According to a Channel 2 report, Israel has made clear in the talks – which have been described as “serious” – that it was willing to talk about land swaps and the Jordan Valley.
Monday’s talks between Justice Minister Tzipi Livni and PLO chief negotiator Saeb Erekat was the fourth meeting since the talks were launched last month in Washington.
The talks have been held under a thick shroud of secrecy, with neither dates nor times announced in advance, let alone the content of the discussions.
One Israeli official deflected calls for Israel to scale back nightly operations inside the Palestinian areas during the negotiations in order to create a better climate.
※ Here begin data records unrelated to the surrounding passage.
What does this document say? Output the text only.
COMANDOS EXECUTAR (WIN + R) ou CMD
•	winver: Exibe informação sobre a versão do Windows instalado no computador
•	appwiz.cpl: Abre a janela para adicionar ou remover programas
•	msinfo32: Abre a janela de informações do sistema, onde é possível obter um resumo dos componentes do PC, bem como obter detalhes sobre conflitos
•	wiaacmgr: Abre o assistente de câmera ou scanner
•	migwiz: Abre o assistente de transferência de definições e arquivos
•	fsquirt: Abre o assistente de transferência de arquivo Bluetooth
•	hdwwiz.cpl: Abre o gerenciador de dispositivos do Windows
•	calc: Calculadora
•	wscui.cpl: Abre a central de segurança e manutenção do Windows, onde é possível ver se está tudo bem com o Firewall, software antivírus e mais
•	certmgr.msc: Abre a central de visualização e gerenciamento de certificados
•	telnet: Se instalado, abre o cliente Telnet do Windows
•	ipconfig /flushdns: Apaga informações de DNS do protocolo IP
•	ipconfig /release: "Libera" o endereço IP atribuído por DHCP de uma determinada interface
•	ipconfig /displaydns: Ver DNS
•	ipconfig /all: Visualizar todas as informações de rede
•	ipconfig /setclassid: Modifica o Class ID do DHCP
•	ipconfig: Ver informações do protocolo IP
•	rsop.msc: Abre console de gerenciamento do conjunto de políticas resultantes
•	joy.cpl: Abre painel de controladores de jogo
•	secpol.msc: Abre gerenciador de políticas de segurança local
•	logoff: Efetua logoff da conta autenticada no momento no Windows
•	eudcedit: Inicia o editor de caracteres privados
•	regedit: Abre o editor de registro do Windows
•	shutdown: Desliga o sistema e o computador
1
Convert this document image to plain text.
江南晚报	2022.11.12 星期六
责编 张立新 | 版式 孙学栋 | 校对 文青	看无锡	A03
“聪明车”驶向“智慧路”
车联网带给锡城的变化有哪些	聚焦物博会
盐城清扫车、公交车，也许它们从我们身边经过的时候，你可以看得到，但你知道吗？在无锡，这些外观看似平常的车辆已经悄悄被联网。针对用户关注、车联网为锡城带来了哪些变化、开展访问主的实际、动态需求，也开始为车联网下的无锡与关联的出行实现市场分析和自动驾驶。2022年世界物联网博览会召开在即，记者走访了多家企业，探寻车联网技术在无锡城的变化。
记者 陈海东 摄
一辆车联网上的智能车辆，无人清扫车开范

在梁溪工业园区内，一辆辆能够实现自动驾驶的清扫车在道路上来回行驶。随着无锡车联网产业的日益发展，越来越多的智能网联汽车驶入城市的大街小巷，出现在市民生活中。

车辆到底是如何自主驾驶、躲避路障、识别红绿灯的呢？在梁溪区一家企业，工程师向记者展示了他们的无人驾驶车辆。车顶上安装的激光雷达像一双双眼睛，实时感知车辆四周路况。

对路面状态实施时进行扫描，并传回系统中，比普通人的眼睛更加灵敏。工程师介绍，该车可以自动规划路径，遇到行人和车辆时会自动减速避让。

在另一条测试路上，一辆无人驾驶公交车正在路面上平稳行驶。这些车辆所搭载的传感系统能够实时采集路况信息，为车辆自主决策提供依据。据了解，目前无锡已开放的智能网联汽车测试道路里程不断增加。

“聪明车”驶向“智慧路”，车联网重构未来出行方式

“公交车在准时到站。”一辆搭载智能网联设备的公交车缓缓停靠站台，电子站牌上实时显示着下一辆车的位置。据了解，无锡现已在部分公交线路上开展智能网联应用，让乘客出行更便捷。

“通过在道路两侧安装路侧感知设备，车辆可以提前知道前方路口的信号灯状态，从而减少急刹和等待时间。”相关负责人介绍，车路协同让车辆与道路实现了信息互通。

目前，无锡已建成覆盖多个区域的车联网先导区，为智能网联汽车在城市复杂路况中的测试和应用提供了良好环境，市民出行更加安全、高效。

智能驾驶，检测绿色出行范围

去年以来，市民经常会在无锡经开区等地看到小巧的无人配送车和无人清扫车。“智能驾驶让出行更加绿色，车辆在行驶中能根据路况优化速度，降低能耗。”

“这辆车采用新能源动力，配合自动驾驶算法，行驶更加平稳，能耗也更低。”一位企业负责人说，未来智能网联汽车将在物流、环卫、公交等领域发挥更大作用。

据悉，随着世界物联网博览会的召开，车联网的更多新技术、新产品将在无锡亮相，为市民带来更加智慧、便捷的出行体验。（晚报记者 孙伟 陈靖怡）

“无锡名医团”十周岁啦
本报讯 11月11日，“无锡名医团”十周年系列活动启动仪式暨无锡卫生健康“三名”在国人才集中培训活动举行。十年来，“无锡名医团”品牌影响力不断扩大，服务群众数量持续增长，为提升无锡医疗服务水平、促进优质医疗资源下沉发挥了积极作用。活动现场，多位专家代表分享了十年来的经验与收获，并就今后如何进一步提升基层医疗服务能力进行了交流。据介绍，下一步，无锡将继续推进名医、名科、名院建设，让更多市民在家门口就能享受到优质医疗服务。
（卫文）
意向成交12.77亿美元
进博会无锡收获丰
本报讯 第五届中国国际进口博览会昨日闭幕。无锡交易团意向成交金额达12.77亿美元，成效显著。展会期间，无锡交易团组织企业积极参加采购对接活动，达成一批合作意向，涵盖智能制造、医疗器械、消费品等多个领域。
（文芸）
“We will act as is necessary to protect the Israeli public,” the official said.
“Israel did not want to see the sort of violence we saw today. Our forces were acting in self-defense.”
Regarding the impact the incident is likely to have on the fledgling negotiations, Prime Minister Binyamin Netanyahu’s spokesman Mark Regev said, “I hope we can reach a situation in which Israeli police no longer have to enter places like Kalandiya in search of the perpetrators of terror and violence.”
The issue of the negotiations was raised during a meeting Monday night between Deputy Foreign Minister Ze’ev Elkin and visiting Norwegian Foreign Minister Espen Barth Eide.
Eide, in the country to prepare for the donor’s conference – which Norway chairs – on the sidelines of the UN General Assembly next month, also met Justice Minister Tzipi Livni. He is scheduled to go to Ramallah and meet PA President Mahmoud Abbas on Tuesday. He will not meet Netanyahu, who is currently on a scaled-down vacation.
Eide, who visited Hebron on Monday and met with members of the Norwegian- led Temporary International Presence in Hebron (TIPH), also met US special envoy Martin Indyk.
A Norwegian English website called “The Local” quoted Eide on Sunday as telling the Norwegian wire service NTB that “I believe it’s correct and honest of us to say to both sides that either this new round of talks can create the platform to reach the goal, or we have to bury the vision of a two-state solution that was created in Oslo.”
Eide was quoted as saying that Netanyahu “sounds increasingly credible” regarding his willingness to reach a deal, and pointed to the recent release of Palestinian prisoners as an indication.
“That wasn’t an especially big sacrifice, but it was a first sign,” he said of the Israel’s release of 26 convicted terrorists.